Smart State Scans Failing with Error Too Many Open Files

Hi

I am looking some support on an issue that i am having in regards to smart state scans.
My smart state scans work for say 7 days but then they all fail and the only way to get them to work again is by restarting MIQ.

I receive the below error when they start failing.
Unable to mount filesystem. Reason:[Too many open files - /var/www/miq/vmdb/log/vim.log]

I have tried to increase ulimits but this has made no difference.

I am running MIQ vmware appliance - Version ivanchuk-1.20190911145513_9f959bd

Any help would be greatly appreciated.

Thanks

This is a weird one I’ve not heard before. @jrafanie or @rpo Does this sound familiar to you?

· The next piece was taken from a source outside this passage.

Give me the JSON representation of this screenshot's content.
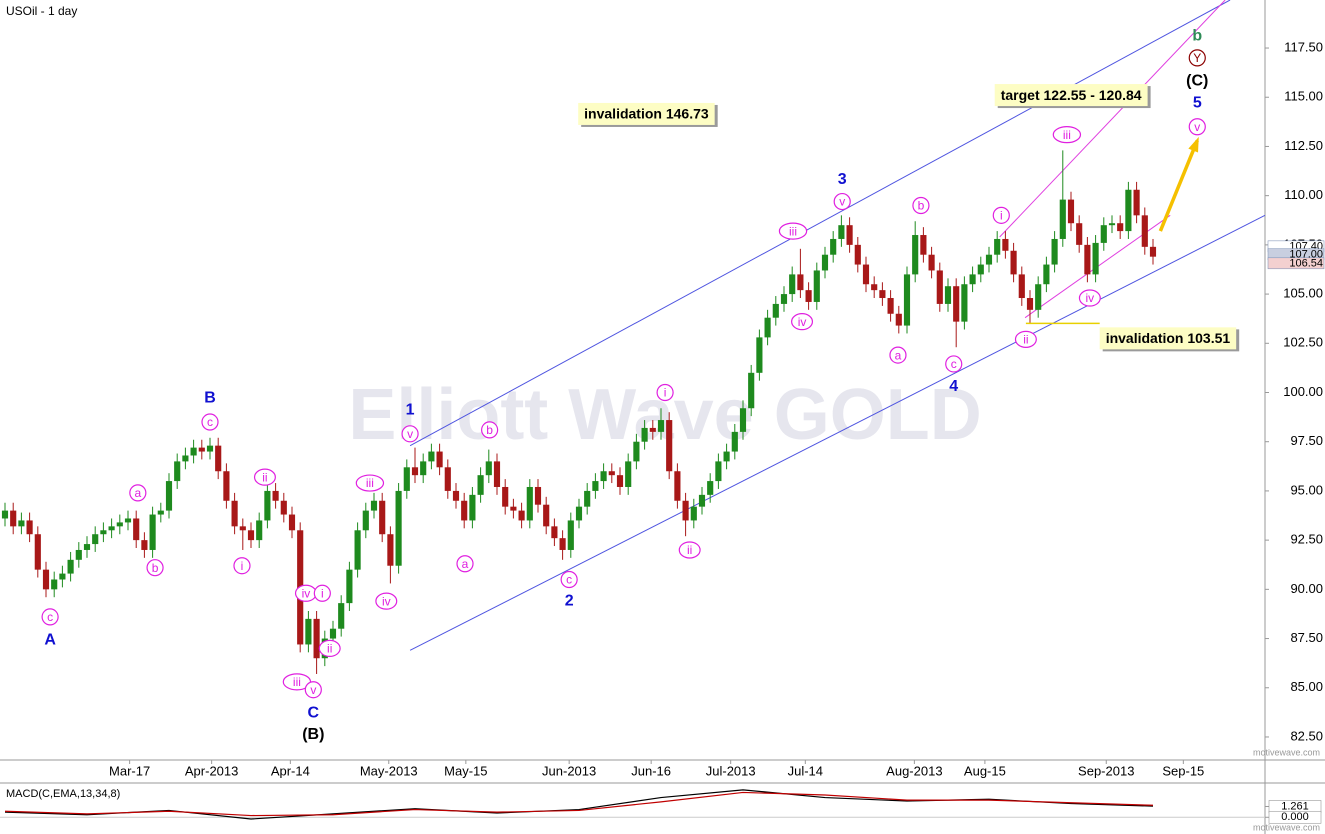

Hmmm, I’ve never seen that. It seems like the worker isn’t closing some file(s), leaking FDs over time.

Any idea how I could resolve the leak?

I found a more detailed error if its any use.

ERROR – : Q-task_id([job_dispatcher]) MIQ(VmScan#process_abort) job aborting, Unable to mount filesystem. Reason:[Too many open files - /var/www/miq/vmdb/log/vim.log]

Does the process get killed when it gets “too many open files” ? If not, does lsof show what files/sockets it has open?

Hi Guys, I set up a new instance of ManageIQ appliance (ivanchuk-4.20200317112844_4cebf11) thinking that would solve the issue but sadly not, I still receive the failure after a few days. I found the below error which states error status 16.

[2020-06-04T05:05:50.922138 #2818:12545f8] ERROR – : Q-task_id([job_dispatcher]) MIQ(ManageIQ::Providers::Vmware::InfraManager::Vm#scan_via_miq_vm) ScanMetadata error status:[16]: message:[Unable to mount filesystem. Reason:[Too many open files - /var/www/miq/vmdb/log/vim.log]]

Really banging my head off the wall with this one as I would love to deploy ManageIQ in our production env, but at the min that is unrealistic with the failing of smartstate scans after a few days.

Any help would be appreciated greatly.

Hi Guys

I think it could be the MiqSmartProxyWorker causing the issue as when running lsof -p <PID_OF_MiqSmartProxyWorker> | wc -l it returned value of 1111 and that value didn’t increase when running a smart state scan.

But when I toggled SmartProxy from Configuration --> Server

image

A new pid for MiqSmartProxyWorker was created (as expected) and I was able to run smart state scan. This is not a fix as the issue will return in a couple of days.

Any ideas on who I can fix this?

It does look like MiqSmartProxyWorker isn’t closing files after a smart state sacn.

Seems is leaking fd’s and hitting 1024 which is causing the failures

ls -al /proc/<PID_OF_MiqSmartProxyWorker>/fd | wc -l

1024

Any Ideas why MiqSmartProxyWorker is leaking fd’s?

Is this a bug??

@Mpm2020 If you haven’t already can you open a bug report for this at github.com/ManageIQ/manaegiq/issues , as I don’t want to lose track of it. It seems like a bug to me somewhere, and hopefully we can narrow it down. Thanks!